Research on expanded carrier screening for monogenic diseases
Chang Jiazhen, Qi Qingwei, Zhou Xiya, et al
(Department of Obstetrics and Gynecology, Peking Union Medical College Hospital, Chinese Academy of Medical Sciences, Peking Union Medical College, Beijing 100730, China)
Abstract: 【Abstract】 Objective To explore the clinical significance of expanded carrier screening (ECS) for monogenic diseases. Through a prospective cohort study of couples in the preconception period and early pregnancy, the application value of ECS in identifying high-risk couples and potentially affected individuals was evaluated. Method A total of 3 001 patients who sought ECS of monogenic diseases at the Department of Obstetrics and Gynecology, Peking Union Medical College Hospital from August 2022 to August 2023 by prospective cohort study approach. The study employed three methods—next-generation sequencing, long-range polymerase chain reaction (LR-PCR) combined with agarose gel electrophoresis, and polymerase chain reaction (PCR) combined with capillary electrophoresis to screen 223 pathogenic genes, including 197 autosomal recessive genes and 26 X-linked genes. Result Among all 3 001 subjects who participated in the ECS, a total of 1 612 individuals carried at least one pathogenic variant. In the overall population, the combined carrier rate of 197 autosomal recessive gene was 53.45% (1 604/3 001),and the combined carrier rate of 26 X-linked genes was 0.58% (9/1 547).

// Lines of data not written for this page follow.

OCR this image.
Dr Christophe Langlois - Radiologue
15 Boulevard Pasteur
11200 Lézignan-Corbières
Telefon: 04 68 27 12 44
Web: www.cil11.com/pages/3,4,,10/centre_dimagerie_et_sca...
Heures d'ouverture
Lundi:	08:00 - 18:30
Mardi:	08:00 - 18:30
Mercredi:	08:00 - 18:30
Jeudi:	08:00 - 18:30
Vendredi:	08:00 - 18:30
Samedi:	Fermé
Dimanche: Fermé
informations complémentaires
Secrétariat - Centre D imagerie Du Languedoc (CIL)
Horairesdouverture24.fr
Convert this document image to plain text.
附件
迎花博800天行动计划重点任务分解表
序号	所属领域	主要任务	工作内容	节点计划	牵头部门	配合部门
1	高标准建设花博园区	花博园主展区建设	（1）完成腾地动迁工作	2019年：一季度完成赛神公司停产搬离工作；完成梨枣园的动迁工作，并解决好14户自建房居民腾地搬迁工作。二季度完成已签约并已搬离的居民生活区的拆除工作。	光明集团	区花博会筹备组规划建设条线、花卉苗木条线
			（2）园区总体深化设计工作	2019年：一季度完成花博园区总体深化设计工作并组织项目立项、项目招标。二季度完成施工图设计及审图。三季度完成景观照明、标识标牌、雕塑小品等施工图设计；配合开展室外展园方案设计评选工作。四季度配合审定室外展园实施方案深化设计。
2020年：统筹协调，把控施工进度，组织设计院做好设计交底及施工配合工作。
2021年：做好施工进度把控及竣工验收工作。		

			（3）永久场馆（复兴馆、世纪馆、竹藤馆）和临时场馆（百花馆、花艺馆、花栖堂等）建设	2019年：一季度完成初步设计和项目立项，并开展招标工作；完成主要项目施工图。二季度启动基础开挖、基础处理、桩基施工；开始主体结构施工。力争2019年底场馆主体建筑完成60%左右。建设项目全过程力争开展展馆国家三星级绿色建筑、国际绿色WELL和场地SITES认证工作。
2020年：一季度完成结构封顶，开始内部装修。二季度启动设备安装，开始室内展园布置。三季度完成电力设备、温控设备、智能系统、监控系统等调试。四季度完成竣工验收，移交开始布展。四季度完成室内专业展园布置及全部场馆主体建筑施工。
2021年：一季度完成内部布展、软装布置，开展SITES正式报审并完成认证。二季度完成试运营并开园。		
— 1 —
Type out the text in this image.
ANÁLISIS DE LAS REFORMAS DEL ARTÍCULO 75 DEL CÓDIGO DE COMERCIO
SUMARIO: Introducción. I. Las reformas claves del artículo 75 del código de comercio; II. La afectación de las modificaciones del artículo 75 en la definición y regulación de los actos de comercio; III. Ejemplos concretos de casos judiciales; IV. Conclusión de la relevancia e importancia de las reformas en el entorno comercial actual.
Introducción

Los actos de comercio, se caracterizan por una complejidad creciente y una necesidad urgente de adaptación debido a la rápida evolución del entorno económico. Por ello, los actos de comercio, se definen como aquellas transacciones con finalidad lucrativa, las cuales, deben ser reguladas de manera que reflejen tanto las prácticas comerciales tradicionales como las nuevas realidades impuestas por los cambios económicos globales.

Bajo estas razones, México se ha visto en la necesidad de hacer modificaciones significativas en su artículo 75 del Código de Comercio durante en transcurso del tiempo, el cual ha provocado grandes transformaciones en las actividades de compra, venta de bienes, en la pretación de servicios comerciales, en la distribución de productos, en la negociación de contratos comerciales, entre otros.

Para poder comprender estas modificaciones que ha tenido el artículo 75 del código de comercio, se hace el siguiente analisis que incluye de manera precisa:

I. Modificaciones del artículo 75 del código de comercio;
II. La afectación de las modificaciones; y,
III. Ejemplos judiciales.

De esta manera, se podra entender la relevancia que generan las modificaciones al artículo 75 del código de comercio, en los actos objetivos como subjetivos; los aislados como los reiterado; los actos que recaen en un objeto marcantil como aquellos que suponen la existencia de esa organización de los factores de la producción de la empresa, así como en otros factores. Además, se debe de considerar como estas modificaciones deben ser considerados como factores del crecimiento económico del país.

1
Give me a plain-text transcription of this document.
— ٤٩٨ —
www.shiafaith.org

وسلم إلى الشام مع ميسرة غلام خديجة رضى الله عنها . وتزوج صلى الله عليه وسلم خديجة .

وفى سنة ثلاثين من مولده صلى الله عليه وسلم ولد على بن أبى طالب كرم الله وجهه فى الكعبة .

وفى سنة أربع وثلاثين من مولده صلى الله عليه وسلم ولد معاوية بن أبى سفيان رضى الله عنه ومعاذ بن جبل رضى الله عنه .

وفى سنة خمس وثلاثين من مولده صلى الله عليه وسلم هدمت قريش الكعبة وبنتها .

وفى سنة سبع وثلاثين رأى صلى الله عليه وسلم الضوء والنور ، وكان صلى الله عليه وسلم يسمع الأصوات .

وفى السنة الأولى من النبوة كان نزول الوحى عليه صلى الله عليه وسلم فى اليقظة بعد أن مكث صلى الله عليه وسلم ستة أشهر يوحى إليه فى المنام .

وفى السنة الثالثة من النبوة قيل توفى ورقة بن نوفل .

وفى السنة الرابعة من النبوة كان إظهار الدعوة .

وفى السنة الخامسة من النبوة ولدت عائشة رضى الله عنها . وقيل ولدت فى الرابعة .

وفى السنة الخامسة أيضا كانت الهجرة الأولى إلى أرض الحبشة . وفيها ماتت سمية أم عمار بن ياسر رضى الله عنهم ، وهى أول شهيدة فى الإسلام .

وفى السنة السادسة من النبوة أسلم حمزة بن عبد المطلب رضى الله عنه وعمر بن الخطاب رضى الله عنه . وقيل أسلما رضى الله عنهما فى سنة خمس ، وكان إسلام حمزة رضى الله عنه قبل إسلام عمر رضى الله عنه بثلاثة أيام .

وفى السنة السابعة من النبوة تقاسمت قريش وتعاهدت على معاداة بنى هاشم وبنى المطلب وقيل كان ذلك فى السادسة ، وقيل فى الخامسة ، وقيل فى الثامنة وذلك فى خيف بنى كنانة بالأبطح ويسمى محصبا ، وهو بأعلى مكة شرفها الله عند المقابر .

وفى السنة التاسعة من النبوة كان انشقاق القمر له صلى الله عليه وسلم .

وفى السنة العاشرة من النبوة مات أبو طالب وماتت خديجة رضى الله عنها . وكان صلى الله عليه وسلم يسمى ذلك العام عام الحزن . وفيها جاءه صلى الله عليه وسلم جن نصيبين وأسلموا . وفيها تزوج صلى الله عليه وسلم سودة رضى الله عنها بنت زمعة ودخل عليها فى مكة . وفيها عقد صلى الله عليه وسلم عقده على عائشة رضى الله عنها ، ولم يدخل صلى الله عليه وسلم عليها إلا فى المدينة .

The detection rate of high-risk couples among all the subjects was 2.48% (36/1 454), including the detection rate of 1.93% (28/1 454) for high-risk couples with autosomal recessive genes and 0.62% (9/1 454) for high-risk couples with X-linked genes. Meanwhile, in carriers of autosomal recessive genetic variants, this project unexpectedly identified 5 potentially affected individuals with homozygous or compound heterozygous variants. Additionally, among carriers of X-linked genetic variants, 7 potentially affected individuals were discovered. Conclusion ECS can not only provide support of the reproductive choice and reproductive autonomy for 2.48% of high-risk couples, but also has the opportunity to detect potentially affected individuals, and conduct conscious disease progression monitoring for patients with late-onset or only mild phenotypes.